Holy crap! I bet you were not expecting that. It should perhaps be clear why the query might be slow: it is aggregating columns for every statistical category for each player statistic in the 2012 season. Why? This is the price that we must pay for generality: the query interface doesn't know which statistics you're going to inspect, so it must give you all of them.

But we can do better by writing a much simpler SQL query and adapting it to nfldb's types like we did in the last section:

query = '''
SELECT
  play_player.player_id, SUM(play_player.passing_yds) AS passing_yds
FROM play_player
LEFT JOIN game ON play_player.gsis_id = game.gsis_id
WHERE game.season_type = 'Regular' AND game.season_year = 2012
GROUP BY play_player.player_id
ORDER BY passing_yds DESC LIMIT 5
'''
players = []
with nfldb.Tx(db) as cursor:
    cursor.execute(query)
    for row in cursor.fetchall():
        pp = nfldb.PlayPlayer(db, None, None, None, row['player_id'],
                              None, row)
        players.append(pp)

for pp in players:
    print pp.player_id, pp.passing_yds

And this provides exactly the same output as above, except it runs in 0.2 seconds on my machine (versus 1.3 seconds when using the query interface). The fact that we're only aggregating passing_yds saves a ton of time wasted on aggregating a whole bunch of other categories that are never used.

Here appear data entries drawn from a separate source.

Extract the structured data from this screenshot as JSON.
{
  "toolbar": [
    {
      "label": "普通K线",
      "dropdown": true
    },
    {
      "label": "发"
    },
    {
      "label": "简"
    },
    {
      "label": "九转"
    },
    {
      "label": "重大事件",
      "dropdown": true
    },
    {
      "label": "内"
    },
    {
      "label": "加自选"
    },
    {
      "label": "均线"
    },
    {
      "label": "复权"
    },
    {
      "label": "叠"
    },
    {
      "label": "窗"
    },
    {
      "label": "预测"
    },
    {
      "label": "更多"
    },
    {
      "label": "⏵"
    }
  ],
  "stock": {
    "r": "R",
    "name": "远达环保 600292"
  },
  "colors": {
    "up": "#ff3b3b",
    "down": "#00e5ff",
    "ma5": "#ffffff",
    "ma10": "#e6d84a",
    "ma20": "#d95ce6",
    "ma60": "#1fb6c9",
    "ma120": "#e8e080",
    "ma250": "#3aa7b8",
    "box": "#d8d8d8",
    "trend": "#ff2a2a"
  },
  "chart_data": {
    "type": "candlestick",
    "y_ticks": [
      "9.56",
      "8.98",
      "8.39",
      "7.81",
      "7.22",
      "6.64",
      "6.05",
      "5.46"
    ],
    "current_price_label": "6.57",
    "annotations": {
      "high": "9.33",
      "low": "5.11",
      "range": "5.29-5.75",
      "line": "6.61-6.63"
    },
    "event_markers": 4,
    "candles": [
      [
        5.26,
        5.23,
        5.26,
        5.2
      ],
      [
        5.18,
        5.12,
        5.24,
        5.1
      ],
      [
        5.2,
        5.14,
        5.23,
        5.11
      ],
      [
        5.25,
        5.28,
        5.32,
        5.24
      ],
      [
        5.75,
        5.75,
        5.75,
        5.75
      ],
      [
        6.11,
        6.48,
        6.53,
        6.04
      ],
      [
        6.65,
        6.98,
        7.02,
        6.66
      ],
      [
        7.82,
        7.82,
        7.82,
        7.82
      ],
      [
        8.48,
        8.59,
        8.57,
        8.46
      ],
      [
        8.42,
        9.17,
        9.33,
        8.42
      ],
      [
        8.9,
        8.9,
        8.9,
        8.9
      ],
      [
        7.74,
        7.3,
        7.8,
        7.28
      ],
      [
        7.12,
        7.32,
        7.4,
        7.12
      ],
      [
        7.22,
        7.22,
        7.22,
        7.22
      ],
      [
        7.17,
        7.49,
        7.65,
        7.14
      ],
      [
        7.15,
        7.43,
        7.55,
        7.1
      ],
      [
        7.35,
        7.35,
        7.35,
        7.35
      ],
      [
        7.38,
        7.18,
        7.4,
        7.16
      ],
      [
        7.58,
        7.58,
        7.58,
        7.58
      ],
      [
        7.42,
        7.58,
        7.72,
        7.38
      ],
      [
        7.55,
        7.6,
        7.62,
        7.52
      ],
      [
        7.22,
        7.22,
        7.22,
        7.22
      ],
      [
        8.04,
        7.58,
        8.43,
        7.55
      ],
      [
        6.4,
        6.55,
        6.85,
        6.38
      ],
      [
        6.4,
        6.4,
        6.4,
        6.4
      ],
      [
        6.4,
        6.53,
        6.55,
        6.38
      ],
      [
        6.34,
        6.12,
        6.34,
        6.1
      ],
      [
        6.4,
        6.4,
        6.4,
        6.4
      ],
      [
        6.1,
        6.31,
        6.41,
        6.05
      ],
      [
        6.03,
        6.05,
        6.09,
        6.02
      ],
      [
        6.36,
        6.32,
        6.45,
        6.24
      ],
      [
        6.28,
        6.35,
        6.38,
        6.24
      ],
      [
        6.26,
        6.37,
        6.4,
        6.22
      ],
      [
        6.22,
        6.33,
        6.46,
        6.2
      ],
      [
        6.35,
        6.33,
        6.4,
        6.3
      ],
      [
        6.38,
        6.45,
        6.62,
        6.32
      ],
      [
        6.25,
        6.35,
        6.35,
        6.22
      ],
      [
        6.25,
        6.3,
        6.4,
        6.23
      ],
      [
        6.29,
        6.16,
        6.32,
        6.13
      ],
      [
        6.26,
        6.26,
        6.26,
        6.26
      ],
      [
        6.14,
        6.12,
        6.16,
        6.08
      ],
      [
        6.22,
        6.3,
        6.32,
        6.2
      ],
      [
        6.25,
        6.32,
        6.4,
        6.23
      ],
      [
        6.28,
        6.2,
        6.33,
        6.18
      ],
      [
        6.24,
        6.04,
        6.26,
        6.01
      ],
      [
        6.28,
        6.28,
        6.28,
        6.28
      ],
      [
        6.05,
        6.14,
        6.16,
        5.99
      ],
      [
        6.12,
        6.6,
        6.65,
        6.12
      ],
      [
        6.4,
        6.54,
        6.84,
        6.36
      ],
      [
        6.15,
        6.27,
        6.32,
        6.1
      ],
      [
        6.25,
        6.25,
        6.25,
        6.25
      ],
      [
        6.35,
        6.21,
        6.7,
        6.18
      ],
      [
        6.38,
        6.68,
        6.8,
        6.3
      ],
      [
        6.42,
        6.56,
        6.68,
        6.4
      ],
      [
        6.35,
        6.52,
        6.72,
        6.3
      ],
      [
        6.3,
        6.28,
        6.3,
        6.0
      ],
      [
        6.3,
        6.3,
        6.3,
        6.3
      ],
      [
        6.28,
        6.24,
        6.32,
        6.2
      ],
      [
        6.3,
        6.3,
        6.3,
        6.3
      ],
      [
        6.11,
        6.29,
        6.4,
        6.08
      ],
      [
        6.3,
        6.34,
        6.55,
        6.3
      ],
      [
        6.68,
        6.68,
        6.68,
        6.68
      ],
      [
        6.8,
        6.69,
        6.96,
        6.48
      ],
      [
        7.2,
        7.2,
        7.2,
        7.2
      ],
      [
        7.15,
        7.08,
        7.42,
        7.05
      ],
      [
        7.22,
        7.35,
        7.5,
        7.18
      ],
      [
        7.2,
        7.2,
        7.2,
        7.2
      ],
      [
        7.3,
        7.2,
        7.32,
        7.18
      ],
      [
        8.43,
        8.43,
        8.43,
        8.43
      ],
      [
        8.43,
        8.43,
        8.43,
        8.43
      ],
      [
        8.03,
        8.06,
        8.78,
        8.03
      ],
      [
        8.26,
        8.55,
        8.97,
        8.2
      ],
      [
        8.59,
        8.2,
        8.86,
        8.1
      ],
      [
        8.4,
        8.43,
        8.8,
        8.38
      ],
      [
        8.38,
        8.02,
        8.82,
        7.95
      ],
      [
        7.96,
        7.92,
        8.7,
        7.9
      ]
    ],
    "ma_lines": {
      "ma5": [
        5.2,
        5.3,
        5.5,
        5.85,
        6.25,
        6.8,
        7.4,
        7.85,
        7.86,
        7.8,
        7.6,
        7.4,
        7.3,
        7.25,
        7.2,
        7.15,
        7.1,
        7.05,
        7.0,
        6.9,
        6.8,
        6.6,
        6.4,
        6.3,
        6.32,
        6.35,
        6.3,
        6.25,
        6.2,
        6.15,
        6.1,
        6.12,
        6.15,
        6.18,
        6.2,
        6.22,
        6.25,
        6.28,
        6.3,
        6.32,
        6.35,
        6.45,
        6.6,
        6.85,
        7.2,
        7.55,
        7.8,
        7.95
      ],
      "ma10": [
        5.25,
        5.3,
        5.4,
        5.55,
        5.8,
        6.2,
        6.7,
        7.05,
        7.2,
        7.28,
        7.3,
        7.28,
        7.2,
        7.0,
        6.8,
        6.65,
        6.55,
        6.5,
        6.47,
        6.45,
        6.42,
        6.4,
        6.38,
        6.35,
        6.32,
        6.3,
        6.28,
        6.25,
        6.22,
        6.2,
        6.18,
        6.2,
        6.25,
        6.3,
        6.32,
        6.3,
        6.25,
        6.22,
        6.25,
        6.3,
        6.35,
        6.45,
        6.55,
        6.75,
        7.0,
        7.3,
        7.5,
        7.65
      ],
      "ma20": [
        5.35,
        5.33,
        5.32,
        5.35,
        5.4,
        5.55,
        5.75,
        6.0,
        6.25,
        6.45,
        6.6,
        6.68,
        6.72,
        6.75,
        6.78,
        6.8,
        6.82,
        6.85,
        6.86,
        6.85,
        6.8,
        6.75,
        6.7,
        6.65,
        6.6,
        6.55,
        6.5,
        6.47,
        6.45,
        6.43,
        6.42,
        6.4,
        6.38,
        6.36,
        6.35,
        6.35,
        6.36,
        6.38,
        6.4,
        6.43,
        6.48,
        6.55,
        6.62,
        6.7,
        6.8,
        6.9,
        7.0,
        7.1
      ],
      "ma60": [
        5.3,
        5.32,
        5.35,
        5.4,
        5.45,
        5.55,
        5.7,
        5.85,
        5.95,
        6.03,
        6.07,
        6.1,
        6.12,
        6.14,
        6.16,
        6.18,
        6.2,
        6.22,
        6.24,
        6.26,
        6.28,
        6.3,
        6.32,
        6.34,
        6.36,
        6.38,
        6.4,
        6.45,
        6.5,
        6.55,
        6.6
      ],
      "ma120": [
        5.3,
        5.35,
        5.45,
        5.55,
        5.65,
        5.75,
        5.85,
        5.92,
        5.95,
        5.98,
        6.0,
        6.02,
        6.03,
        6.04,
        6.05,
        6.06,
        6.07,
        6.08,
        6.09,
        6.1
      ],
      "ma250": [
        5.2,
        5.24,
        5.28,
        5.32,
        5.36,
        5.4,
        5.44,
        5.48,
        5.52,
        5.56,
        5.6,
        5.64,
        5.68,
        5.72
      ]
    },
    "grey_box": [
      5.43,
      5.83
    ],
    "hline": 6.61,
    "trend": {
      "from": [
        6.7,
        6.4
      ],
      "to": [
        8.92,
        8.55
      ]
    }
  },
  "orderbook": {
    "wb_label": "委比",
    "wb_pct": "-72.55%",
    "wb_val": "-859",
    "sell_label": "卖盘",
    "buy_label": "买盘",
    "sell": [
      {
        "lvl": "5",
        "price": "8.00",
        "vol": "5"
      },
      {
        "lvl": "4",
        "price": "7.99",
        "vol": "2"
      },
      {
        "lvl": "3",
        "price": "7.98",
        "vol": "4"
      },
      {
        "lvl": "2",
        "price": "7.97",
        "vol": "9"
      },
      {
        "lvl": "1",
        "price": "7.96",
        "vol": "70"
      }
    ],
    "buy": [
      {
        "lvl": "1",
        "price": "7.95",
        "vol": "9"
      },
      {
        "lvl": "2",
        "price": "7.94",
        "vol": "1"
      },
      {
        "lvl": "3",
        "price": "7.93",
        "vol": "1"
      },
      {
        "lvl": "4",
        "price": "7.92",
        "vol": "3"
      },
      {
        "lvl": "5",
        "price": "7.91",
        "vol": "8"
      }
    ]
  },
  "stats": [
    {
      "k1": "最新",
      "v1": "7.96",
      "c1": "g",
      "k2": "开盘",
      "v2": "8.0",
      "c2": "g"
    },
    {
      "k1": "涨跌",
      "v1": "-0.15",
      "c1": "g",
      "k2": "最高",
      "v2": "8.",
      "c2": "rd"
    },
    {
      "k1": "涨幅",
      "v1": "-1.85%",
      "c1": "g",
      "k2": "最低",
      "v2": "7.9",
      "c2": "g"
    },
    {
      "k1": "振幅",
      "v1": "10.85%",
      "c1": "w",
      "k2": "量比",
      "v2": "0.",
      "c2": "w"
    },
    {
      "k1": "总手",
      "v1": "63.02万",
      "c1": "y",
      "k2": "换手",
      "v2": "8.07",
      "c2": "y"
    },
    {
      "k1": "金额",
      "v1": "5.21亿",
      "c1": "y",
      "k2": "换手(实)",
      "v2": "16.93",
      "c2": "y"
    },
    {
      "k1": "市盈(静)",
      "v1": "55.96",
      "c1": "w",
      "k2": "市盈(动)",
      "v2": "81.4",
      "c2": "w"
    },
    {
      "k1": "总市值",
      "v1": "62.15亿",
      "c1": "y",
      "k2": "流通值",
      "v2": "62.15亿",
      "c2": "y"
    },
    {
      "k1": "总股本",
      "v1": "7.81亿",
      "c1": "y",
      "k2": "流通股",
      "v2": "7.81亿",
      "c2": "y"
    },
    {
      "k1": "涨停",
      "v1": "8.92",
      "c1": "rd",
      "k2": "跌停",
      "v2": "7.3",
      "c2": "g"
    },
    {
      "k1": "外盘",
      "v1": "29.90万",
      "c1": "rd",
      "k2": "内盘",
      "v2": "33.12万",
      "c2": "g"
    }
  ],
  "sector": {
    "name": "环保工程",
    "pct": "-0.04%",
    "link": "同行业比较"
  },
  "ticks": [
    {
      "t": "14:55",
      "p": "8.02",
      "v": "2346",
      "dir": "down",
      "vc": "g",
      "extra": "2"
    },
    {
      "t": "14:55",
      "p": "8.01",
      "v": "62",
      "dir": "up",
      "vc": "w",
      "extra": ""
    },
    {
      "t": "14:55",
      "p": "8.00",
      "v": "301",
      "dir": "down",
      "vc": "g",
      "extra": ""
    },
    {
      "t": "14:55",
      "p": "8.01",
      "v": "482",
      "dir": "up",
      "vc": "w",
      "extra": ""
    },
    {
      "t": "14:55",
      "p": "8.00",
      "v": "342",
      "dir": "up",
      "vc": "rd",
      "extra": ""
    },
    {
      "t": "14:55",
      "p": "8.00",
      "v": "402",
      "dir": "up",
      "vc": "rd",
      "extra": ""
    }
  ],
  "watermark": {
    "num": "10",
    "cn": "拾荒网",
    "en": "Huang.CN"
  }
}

You can go even faster than this by restricting the rows to a particular player when you're aggregating statistics for a pre-determined set of players. For example, add the following to the WHERE clause of the SQL query in the last code sample:

play_player.player_id IN ('00-0020531', '00-0026498', '00-0021678', '00-0019596', '00-0026143')

Then the run time drops down to about 0.133 seconds on my machine. But of course, this particular optimization also makes using the query interface more performant:

thebest = ['00-0020531', '00-0026498', '00-0021678', '00-0019596', '00-0026143']

q = nfldb.Query(db)
q.game(season_year=2012, season_type='Regular')
q.player(player_id=thebest)
for pp in q.sort('passing_yds').limit(5).as_aggregate():
    print pp.player_id, pp.passing_yds

Which runs in about 0.16 seconds on my machine. So it's not quite as fast as hand-written SQL, but it's much faster than the 1.3 seconds that we started with.

The moral of the story is to experiment and see what works best for you. But remember, in programming, premature optimization is the root of all evil.